Повар, сущий Вельзевул, огромный, лоснящийся, стоял среди пара, дыма и огненных языков, даже хозяин гостиницы Влас, и тот побаивался его и обращался с ним вежливо.
— Тарас Иваныч, сочини бесплатный обед для пятого нумера, что третью неделю живет и денег не платит.
Повар сразу оживился, засучил рукава и начал фантазировать.
НДП. Куриный суп: берутся два стакана мутной воды.
Повар зачерпнул из лохани, где моют грязную посуду, мутную воду.

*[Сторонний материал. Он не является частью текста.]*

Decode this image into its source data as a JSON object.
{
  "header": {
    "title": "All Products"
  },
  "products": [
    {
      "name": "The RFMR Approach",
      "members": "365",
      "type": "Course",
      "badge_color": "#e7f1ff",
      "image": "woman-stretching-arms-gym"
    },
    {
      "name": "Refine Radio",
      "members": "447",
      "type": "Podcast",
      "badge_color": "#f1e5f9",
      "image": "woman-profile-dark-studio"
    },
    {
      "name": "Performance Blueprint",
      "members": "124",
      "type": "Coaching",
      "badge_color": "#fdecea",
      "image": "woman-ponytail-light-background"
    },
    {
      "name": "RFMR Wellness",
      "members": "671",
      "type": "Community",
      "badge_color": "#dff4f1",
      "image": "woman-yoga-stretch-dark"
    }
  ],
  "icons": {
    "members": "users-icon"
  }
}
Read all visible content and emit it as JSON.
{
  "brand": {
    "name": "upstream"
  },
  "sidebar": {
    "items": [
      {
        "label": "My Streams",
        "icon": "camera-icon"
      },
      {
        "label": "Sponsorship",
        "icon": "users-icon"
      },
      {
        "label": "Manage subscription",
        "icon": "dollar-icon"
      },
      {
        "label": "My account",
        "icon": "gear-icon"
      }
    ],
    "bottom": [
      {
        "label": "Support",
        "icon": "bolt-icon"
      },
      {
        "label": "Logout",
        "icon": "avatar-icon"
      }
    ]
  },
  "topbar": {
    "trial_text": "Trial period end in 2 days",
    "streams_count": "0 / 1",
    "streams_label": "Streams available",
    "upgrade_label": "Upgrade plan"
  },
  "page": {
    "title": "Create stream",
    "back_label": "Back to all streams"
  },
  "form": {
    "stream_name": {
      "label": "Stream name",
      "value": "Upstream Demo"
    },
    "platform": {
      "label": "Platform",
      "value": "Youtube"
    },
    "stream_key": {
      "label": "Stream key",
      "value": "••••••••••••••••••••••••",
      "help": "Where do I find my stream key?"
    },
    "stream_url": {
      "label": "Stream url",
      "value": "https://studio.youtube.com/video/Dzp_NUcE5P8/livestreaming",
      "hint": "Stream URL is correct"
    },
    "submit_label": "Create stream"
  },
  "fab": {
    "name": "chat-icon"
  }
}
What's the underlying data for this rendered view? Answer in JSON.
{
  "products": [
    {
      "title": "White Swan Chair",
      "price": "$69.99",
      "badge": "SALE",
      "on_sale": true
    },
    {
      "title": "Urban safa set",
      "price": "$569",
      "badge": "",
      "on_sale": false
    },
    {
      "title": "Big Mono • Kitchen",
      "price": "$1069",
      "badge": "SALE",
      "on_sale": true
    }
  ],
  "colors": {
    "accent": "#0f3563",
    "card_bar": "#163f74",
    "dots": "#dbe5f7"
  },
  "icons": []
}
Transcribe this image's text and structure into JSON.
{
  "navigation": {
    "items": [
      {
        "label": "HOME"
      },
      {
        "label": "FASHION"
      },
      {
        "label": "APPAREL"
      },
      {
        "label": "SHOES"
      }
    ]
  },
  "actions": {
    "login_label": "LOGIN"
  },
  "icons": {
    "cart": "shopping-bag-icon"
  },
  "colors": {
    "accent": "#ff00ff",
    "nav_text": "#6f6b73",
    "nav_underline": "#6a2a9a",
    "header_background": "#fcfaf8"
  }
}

НДП. Четыре свежих куриных пера.
Поваренок, подручный, выбежал на двор, ловко поймал живую курицу и приволок ее к шефу. Повар выдернул из хвоста четыре пера и сунул их в кастрюлю.
В мутную воду, где плавали куриные перья, щедрая рука повара сыпала неограниченно перца и соли.
В номер пятый забежал Осип и, довольный, кричал:
— Несут обед!
Хлестаков прыгал от радости, как мальчик. Вошел слуга. Накрыл на стол. А хозяин гостиницы Влас, повар и поваренок на цыпочках подошли к открытой двери пятого номера и заглядывали.